The acts of racial violence we’ve described here represent only a few of the atrocities historians continue to learn about today.
Anniversaries, like that of Tulsa, become an opportunity for entire towns to reinvestigate their pasts, and we found that individuals did a lot of this work – either professional historians or local history enthusiasts.
Local media have been key in publicizing historians’ work that has sparked conversations about these events. We’ve also seen newspapers that were able to rely on their own archives for these reinvestigations, like the Chicago Tribune.
Researchers who’ve long studied these events are increasingly combining them into digital projects, where patterns are more visible to a broader audience. The Racial Violence Archive was created by professor Geoff Ward at Washington University in St. Louis. He told CNN he created the archive because he saw that so many of these stories had been suppressed and “the digital archive offers another way into this research and hopefully the work of reckoning.”

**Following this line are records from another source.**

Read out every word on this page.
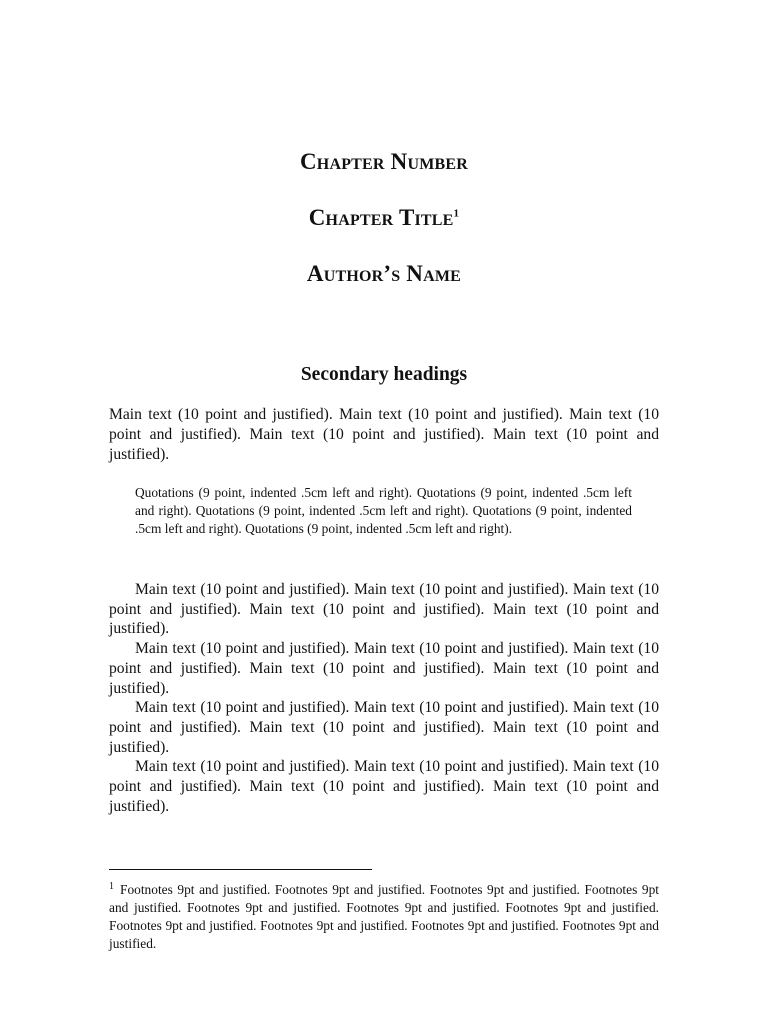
Chapter Number
Chapter Title$^1$
Author’s Name
Secondary headings

Main text (10 point and justified). Main text (10 point and justified). Main text (10 point and justified). Main text (10 point and justified). Main text (10 point and justified).

Quotations (9 point, indented .5cm left and right). Quotations (9 point, indented .5cm left and right). Quotations (9 point, indented .5cm left and right). Quotations (9 point, indented .5cm left and right). Quotations (9 point, indented .5cm left and right).

Main text (10 point and justified). Main text (10 point and justified). Main text (10 point and justified). Main text (10 point and justified). Main text (10 point and justified).

Main text (10 point and justified). Main text (10 point and justified). Main text (10 point and justified). Main text (10 point and justified). Main text (10 point and justified).

Main text (10 point and justified). Main text (10 point and justified). Main text (10 point and justified). Main text (10 point and justified). Main text (10 point and justified).

Main text (10 point and justified). Main text (10 point and justified). Main text (10 point and justified). Main text (10 point and justified). Main text (10 point and justified).

$^1$ Footnotes 9pt and justified. Footnotes 9pt and justified. Footnotes 9pt and justified. Footnotes 9pt and justified. Footnotes 9pt and justified. Footnotes 9pt and justified. Footnotes 9pt and justified. Footnotes 9pt and justified. Footnotes 9pt and justified. Footnotes 9pt and justified. Footnotes 9pt and justified.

James Loewen, who wrote the bestseller “Lies My Teacher Told Me” before his book “Sundown Towns,” has long had a database where he and his small, mostly volunteer team collect submissions on towns that tried to push out people of color. He told CNN he still hears of new incidents and puts them on his site.
Organizations like Blackpast.org, the Smithsonian Institution and PBS also have put free resources online about this history.
Like Forsyth, communities across the country are working with the Equal Justice Initiative and others to erect markers commemorating their violent histories, an interesting phenomenon as more and more monuments to the Confederacy come down.
Finally, whenever we researched an incident for this project, we looked to see if there had been any official repayment of funds or return of property. In many cases, governments have offered official apologies or recognized the victims of racial violence, but survivors and descendants have rarely received any monetary compensation for what they suffered.
That includes the 1921 Tulsa massacre, for which no one has ever been held accountable, and no compensation has been provided to those who survived despite ongoing efforts.